N- “It’s just guys for you. They all do it at some point. It’s part of the ups and downs of a relationship, just ignore it and get on with your day, and soon it will come, you’ll see.”

Related: How Narcissists Make You Physically Sick and 5 Ways To Restore Your Health

  1. Don’t include me
    V- “Hi Anna, can I come see you? I need to talk to someone. He’s doing it again. He’s spent the last two hours yelling at me and throwing dishes around the kitchen. I’m sick of this, I can’t stand it.”

N – “I’d like to help but I have an appointment. Look I have to go. I’ll call you later” – I’m not drawn to domestic dramas I have my own life to take care of.

  1. I have no idea
    V- (after a lengthy description of a catalog of bizarre, bizarre behavior) “What do you think, what should I do? I can’t go on like this.”

N- “I don’t know what to say really, I can’t figure out why he’s nice to you one week and then bad the next, it just adds up. Maybe if you two just sit down and try to work things out.” (I have no clue what’s going on here).

Not once does the “normal” turn to you and say,

“You are being offended by a disturbed person.”

or

“I fell into a narcissistic trap.”

Instead, when you describe the behavior as “normal,” you are met with one or more of the responses detailed above. We know that will be the case. We know it will leave you hurt, confused, and lacking the help and insight you so desperately need. And you keep banging your head against the wall thinking whether conventions are blind or stupid.

Related: 7 Ways To Cope With People Who Want To Bring You Down

Why does “The Normals” respond like this?

  1. Lack of knowledge.
    Fortunately, few good people know who we are and what we do.
  2. We mix.
    We don’t walk around with a sign around our neck that says, “I am an abusive narcissist.”. People think psychopaths and sociopaths look like crazy ax killers. We do not.
  3. People, despite being kind, are not as sympathetic as you.
    Therefore, there is a limit to the time and resources they will provide to help you. People look inward and care more about their lives than yours.
  4. Interface.
    Our charm and charisma make people think we are cool and decent people. It’s hard to break that facade. And you constantly wonder if “norms” are blind or stupid.
  5. Coping abilities.
    Your coping abilities erode and tire you out.
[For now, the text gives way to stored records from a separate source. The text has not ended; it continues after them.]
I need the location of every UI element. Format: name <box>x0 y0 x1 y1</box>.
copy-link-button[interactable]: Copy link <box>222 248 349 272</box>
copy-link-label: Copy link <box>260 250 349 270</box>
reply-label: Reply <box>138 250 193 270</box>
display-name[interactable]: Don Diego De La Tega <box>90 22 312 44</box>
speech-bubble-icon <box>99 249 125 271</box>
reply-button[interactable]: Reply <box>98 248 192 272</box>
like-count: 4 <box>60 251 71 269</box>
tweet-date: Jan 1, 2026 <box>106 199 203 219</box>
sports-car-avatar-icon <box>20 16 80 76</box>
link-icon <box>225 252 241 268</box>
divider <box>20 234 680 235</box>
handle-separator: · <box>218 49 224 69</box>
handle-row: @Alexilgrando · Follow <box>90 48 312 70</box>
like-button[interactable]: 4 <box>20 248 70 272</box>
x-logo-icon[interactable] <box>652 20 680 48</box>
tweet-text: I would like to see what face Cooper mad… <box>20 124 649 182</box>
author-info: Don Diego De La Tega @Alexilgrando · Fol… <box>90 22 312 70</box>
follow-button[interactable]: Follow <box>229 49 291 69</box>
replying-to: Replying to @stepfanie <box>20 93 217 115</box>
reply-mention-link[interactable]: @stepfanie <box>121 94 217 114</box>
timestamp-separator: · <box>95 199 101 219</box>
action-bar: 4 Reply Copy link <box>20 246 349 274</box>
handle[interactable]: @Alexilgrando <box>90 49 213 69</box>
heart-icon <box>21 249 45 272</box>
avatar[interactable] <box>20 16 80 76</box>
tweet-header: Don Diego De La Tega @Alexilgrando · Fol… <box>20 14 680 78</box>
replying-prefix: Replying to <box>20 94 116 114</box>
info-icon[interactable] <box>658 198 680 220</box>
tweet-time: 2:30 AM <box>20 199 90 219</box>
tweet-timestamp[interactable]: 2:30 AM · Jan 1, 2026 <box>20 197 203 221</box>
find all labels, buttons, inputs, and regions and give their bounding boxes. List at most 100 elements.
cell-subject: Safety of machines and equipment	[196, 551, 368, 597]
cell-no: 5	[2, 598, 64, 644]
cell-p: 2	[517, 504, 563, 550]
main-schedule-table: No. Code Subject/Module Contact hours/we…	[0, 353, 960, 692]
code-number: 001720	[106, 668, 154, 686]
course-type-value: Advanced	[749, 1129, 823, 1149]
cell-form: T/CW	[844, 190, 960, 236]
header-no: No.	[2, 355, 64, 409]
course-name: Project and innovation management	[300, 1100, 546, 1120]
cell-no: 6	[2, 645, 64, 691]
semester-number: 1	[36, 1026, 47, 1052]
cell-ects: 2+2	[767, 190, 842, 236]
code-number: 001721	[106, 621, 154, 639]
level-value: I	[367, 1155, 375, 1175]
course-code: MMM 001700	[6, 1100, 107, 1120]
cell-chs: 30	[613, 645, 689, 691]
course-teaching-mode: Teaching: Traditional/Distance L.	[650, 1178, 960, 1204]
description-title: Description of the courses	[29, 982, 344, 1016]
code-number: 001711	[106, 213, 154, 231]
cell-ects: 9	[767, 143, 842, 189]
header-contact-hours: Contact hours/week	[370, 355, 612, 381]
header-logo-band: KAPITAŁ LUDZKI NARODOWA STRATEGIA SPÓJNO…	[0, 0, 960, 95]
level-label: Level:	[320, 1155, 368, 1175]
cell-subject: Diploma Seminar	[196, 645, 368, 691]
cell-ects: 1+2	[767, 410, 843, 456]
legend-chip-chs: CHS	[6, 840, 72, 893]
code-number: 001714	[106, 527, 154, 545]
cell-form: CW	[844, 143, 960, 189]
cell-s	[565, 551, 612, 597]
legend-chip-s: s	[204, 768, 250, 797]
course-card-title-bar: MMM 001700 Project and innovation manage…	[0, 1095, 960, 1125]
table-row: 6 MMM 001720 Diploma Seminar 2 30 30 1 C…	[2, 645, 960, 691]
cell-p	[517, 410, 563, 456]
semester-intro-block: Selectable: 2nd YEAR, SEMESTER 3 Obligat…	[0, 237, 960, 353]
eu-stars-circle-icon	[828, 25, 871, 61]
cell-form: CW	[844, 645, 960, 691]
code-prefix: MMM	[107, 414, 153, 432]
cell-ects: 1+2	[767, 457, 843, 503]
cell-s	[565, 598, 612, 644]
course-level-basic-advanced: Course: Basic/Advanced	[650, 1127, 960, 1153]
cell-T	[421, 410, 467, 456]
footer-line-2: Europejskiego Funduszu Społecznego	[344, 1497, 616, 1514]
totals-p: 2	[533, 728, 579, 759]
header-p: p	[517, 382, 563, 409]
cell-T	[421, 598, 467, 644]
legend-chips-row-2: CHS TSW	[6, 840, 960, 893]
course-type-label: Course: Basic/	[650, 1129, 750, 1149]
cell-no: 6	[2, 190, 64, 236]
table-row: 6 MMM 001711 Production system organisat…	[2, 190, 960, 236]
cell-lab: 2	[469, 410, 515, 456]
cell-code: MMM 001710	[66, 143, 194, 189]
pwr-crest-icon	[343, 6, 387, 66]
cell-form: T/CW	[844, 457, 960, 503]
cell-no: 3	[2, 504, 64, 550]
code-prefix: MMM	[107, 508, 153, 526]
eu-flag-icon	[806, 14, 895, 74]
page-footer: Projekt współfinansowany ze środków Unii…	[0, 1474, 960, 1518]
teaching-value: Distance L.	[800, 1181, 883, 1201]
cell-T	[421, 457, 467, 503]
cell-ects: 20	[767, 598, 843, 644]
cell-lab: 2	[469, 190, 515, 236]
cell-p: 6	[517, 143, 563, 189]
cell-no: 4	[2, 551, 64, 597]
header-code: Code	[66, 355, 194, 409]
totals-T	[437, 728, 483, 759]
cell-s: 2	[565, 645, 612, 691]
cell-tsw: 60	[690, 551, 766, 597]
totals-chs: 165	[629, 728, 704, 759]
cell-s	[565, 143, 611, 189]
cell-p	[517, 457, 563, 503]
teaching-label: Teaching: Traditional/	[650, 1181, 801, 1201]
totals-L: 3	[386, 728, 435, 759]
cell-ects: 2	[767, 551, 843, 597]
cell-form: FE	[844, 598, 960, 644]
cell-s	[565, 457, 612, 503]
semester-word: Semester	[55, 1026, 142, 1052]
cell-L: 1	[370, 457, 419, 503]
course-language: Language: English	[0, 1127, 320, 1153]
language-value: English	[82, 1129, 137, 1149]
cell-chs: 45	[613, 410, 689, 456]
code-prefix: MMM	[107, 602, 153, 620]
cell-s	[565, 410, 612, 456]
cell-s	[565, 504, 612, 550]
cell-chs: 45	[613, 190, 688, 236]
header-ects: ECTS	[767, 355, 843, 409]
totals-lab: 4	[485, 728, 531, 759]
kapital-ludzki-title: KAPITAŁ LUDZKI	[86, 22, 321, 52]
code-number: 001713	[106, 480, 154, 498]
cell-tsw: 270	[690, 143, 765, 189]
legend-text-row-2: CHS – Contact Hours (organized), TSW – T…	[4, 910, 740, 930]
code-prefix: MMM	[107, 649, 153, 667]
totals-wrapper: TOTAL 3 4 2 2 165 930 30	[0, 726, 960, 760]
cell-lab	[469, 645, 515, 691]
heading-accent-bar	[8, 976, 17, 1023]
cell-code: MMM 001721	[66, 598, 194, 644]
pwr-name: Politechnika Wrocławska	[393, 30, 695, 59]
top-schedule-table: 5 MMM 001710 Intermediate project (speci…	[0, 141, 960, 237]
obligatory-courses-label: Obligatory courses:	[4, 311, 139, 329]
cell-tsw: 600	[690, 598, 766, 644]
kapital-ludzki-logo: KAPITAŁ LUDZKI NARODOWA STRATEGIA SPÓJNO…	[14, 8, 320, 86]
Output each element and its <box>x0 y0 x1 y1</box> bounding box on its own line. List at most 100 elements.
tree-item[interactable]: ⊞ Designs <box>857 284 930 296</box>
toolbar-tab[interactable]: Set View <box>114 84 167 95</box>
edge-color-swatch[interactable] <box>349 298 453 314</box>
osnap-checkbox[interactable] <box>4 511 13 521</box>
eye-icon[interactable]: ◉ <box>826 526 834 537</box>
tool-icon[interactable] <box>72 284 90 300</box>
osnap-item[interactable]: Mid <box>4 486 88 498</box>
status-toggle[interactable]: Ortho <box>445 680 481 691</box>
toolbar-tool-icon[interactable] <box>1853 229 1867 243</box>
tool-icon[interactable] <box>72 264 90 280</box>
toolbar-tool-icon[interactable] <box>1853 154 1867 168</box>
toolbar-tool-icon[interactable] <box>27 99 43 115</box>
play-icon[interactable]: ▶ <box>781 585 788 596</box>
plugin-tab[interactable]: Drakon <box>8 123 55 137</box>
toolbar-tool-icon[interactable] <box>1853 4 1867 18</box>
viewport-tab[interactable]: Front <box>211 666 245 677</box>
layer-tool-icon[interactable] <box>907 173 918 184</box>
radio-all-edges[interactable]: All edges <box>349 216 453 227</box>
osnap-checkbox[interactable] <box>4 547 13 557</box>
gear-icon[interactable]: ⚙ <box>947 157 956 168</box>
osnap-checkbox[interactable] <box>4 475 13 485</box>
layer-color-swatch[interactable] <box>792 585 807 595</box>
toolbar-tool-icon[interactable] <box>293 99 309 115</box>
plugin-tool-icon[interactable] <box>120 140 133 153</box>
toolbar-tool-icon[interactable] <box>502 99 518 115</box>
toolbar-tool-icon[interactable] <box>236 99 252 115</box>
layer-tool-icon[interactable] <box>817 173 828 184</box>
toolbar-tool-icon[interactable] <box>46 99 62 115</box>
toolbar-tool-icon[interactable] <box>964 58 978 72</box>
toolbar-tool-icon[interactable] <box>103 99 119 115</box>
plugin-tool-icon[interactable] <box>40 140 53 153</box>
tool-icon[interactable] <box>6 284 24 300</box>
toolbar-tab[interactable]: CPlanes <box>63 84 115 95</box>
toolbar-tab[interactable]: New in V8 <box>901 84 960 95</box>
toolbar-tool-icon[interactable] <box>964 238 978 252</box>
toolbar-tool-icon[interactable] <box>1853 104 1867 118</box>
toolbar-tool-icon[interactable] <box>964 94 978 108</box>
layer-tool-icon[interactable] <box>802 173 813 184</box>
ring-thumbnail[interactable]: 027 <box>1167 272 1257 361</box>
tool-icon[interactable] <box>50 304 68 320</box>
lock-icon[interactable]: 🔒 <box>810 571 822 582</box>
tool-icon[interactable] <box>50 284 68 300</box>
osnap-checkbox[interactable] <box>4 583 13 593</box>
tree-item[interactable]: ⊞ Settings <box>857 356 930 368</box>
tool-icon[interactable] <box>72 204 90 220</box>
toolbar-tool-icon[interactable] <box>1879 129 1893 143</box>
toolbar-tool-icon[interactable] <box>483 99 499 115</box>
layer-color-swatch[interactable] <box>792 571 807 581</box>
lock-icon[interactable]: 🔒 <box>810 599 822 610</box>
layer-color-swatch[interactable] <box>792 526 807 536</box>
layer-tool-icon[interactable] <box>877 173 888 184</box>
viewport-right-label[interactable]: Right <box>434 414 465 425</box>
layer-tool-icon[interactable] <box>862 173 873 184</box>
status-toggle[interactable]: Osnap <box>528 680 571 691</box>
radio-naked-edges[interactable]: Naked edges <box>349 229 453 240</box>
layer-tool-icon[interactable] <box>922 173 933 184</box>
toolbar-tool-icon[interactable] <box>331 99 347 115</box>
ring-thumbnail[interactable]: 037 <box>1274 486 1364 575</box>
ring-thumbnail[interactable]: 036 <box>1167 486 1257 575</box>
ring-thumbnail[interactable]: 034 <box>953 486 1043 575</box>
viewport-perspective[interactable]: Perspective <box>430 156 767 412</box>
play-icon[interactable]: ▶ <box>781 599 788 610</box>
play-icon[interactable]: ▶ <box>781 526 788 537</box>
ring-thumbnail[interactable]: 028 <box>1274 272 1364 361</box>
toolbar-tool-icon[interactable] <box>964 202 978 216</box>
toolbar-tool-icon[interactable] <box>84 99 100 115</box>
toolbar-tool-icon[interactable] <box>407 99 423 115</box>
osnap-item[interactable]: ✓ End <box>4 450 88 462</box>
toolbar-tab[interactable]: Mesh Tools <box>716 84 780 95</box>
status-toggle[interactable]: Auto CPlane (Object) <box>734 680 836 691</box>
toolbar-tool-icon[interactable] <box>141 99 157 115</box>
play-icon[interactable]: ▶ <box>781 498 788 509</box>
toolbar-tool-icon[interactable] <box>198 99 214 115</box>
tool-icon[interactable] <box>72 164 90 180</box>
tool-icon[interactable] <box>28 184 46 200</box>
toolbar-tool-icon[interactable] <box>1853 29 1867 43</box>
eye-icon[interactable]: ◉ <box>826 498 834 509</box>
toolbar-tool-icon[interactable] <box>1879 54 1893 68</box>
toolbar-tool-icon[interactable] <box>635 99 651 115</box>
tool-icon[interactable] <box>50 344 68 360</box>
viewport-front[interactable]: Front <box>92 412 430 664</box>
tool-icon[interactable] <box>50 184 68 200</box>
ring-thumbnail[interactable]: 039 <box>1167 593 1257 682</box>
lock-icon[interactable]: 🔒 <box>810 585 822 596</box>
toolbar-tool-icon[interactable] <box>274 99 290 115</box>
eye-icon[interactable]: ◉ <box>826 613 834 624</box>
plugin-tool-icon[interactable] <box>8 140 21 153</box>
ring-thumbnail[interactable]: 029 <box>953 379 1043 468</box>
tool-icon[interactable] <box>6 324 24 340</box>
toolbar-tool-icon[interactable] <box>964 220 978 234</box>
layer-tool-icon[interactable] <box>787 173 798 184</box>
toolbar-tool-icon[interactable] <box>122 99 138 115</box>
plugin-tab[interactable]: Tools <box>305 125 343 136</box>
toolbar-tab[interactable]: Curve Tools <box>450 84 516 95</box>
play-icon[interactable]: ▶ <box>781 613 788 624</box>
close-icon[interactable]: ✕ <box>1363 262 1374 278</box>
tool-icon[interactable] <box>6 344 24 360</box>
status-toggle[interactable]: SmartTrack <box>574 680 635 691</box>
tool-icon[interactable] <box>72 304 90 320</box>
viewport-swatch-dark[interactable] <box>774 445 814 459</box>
This makes you look unconcerned, hysterical, and thus in line with the image we have spread around of you being crazy.
  6. Quiet life.
    People don’t like conflict. They want people to get ahead and they don’t want to get involved in other people’s problems.
  7. Behind closed doors.
    People always see that there are two sides to every story. They will listen to you but they think there is probably some explanation which means it is not as bad as you picture it.

You provoke the aggressor, you make it up, you are overly touchy and take things the wrong way. “Normal” life may be different behind closed doors.

  1. Peacekeeping.
    People want others to continue, so to try to keep the peace, they will suggest that the behavior is not as bad as has been suggested and pressure the victim to go home and sort things out, not realizing that it is not something that can be settled through a chat and a cup of tea.
  1. Tales of Abuse.
    The outrageous treatment seems too far-fetched for the “normal” to believe them. They don’t have experience with it, and besides having the interface, they can’t see how someone could act this way. Therefore, their responses will always make you wonder if they are blind or stupid.

All of this leads to you trying to impress people without success, which only increases your frustration and annoyance. Naturally, we know very well how people will respond to your protests, and a lack of understanding and knowledge about our species allows us to blend in, move freely, and continue to act in this way with impunity.